Das quatro importantes obras do setor de saúde anunciadas pelo governo, apenas a do Hospital Central de Cuiabá foi concluída. As unidades de Juína, Tangará da Serra e Confresa seguem com menos da metade das edificações terminadas, o que torna praticamente impossível que sejam inauguradas em tempo hábil.
Em Mato Grosso, foram formados consórcios regionais de saúde. Juína, polo do Vale do Juruena, concentra seis municípios, com populações que somam 164.991 habitantes e 91.541 eleitores.
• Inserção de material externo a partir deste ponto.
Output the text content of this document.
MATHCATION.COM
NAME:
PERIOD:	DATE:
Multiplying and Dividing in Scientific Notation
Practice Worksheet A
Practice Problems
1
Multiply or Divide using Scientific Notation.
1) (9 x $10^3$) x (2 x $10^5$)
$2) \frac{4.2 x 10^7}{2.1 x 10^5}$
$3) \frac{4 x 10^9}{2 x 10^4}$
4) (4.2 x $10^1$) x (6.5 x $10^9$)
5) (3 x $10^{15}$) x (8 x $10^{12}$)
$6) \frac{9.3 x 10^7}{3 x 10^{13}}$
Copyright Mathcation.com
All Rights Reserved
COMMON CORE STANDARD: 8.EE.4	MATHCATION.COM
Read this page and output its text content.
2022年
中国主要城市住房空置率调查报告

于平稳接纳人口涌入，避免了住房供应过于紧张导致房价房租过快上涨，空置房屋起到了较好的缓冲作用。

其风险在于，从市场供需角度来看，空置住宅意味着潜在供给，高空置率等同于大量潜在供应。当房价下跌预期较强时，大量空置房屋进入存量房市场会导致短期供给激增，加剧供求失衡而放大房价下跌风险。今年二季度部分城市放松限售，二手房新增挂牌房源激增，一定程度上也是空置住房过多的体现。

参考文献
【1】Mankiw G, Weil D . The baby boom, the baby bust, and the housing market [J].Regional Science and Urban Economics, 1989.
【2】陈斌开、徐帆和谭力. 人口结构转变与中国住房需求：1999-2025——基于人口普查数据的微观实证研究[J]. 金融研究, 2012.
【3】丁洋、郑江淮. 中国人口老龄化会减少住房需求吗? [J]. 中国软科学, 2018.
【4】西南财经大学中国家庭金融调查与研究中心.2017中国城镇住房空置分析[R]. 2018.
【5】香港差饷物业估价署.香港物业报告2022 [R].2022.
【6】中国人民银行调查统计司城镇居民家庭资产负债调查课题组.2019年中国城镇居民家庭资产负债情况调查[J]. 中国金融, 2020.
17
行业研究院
O consórcio de saúde da região Médio Norte, onde está sendo construído o hospital de Tangará da Serra, conta com 11 cidades, que, juntas, somam 269.888 habitantes e 190.579 eleitores.
A região abrangida pelo Consórcio Municipal Araguaia e Xingu reúne mais sete municípios, com cerca de 91 mil habitantes e 63.324 eleitores.
A assistência à saúde nos municípios dessas regiões é precária, e a não conclusão dos hospitais regionais mantém a população submetida a esse cenário, contribuindo para mortes prematuras e sequelas graves que deixam vítimas inválidas.
Por outro lado, a não conclusão das obras do BRT (Bus Rapid Transit, ou Trânsito Rápido por Ônibus) implica na continuidade dos transtornos e desconforto para uma população de 1.189.000 habitantes e 641 mil eleitores concentrados em Cuiabá e Várzea Grande.
Por fim, cabe considerar que o eleitorado dos 24 municípios dos consórcios de saúde do Vale do Juruena, Médio Norte, Araguaia e Xingu, somado ao colégio eleitoral de Cuiabá e Várzea Grande, totaliza 1.014.120 eleitores. Isso representa 38,93% dos 2.604.521 eleitores de Mato Grosso, o que pode influenciar diretamente na disputa eleitoral.